Le cimetière des parapluies

Arrêt 97. Direction est, 13h15.

«Il pleut des vaches mortes!» dirait l’ami Richard pour qualifier une averse de cette intensité. En fait, ce n’est pas de la pluie; c’est un mur d’eau poussé par des bourrasques plus énergiques qu’un spectacle heavy métal.

Nous sommes cinq à l’arrêt.  Outre votre humble détrempée, un monsieur d’une soixantaine d’années a sorti l’artillerie lourde : un immense parapluie de golf bleu ciel qui pourrait abriter une équipe de football en entier.

Des parents et leur fille se tiennent en grappe. Ils sont réfugiés sous deux parapluies.
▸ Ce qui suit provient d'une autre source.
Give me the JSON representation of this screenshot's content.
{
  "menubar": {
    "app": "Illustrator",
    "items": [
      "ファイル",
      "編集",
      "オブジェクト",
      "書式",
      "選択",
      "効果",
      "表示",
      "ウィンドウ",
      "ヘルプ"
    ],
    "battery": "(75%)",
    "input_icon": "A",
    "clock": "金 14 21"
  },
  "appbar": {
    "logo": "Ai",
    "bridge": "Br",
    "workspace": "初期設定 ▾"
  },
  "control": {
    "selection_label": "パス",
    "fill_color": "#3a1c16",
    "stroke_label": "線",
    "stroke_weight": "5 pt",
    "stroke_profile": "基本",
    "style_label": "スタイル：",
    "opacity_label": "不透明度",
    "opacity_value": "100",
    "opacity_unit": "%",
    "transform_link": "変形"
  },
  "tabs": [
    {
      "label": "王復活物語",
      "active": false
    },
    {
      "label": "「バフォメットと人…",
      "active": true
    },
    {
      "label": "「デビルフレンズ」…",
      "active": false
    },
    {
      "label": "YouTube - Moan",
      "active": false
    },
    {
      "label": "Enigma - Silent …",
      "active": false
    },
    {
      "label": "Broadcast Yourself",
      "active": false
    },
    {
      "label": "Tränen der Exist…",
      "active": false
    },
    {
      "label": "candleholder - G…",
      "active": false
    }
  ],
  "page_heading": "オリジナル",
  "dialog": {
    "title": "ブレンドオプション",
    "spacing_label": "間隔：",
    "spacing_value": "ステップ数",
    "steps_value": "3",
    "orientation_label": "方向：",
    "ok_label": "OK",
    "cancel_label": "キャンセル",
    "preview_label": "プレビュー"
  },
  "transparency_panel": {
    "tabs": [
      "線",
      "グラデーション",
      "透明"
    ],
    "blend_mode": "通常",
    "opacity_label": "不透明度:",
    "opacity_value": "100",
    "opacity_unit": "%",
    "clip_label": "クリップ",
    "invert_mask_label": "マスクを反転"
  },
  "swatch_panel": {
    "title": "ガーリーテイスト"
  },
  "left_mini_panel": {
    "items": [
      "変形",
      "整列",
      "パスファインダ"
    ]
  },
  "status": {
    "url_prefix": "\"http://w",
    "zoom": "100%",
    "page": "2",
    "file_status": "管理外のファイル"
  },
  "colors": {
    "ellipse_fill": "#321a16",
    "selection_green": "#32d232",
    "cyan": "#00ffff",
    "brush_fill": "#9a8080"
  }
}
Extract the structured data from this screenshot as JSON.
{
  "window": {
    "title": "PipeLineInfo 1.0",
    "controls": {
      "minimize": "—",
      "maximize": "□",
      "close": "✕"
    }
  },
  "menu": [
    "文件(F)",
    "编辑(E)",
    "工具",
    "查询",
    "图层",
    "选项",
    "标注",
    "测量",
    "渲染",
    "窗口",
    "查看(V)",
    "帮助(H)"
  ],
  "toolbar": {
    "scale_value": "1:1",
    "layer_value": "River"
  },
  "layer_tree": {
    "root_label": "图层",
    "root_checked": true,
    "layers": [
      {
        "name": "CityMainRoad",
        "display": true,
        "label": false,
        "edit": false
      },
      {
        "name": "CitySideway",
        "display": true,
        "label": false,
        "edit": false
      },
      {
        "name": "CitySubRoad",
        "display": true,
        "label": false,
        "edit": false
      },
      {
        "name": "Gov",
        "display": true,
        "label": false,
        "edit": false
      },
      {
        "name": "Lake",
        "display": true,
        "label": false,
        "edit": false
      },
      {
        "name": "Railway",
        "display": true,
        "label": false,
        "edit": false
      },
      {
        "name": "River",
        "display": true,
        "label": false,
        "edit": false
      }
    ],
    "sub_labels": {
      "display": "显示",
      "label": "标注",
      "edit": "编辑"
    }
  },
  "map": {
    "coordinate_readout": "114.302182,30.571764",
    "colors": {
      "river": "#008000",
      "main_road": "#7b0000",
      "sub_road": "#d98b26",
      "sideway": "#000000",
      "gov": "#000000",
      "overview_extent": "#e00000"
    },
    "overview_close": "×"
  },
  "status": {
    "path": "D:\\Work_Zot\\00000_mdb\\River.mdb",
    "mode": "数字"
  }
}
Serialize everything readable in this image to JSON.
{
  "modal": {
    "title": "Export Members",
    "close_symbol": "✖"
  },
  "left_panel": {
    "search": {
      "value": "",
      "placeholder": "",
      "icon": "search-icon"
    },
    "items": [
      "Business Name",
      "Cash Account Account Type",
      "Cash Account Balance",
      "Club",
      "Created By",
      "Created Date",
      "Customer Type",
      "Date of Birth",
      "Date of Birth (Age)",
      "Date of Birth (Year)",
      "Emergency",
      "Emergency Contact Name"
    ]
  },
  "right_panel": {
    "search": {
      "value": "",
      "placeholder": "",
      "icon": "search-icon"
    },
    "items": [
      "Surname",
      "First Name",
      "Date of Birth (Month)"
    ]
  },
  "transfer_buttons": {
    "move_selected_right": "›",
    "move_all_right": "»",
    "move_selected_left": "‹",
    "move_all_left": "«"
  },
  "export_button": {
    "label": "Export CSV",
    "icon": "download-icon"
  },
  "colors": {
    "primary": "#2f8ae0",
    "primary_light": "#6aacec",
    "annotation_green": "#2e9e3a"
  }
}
Un grand rouge et un autre plus petit à l’effigie d’une tête de grenouille. 

Pour ma part, je suis momifiée dans un imperméable à capuchon, ne possédant qu’un mini machin noir télescopique que je tiens ouvert pour la forme puisque dans ce climat, il est aussi performant qu’un parasol à cocktail.

Comme de fait, mon abri de fortune est le premier à être complètement retourné. Ses tiges de fer tordues sont tendues vers le ciel. On dirait un chanteur gospel. J’ai beau essayer de lui redonner sa forme initiale, rien n’y fait. Je lui fais mes adieux et le dépose doucement dans la poubelle près de l’arrêt.

L’homme abrité sous son stade de vinyle s’approche de moi et m’offre gentiment l’asile.  Ce que j’accepte volontiers.

C’est au tour de la grenouille de s’en prendre plein la gueule.  Elle s’envole au milieu de la rue.  Une voiture l’écrapoutille. Le père récupère le batracien aplati dans une flaque, et le pose aussi dans la fausse commune. La petite est déçue.  Elle croyait les grenouilles insubmersibles.

Maintenant, seuls le rouge et le bleu restent debout dans l’arène du mauvais temps. Les parents et mon hôte se dévisagent. Leurs boucliers sauront-ils les protéger jusqu’à ce qu’arrive le Sauveur? Paf! Le rouge répond à cette question en tombant au combat.   L’autobus accoste.  Nous y montons, laissant derrière nous les carcasses vert grenouille, rouge défaite et noir inutile.

Finalement, devant le gris foncé de cette tempête fâchée, c’est le bleu du ciel qui a gagné.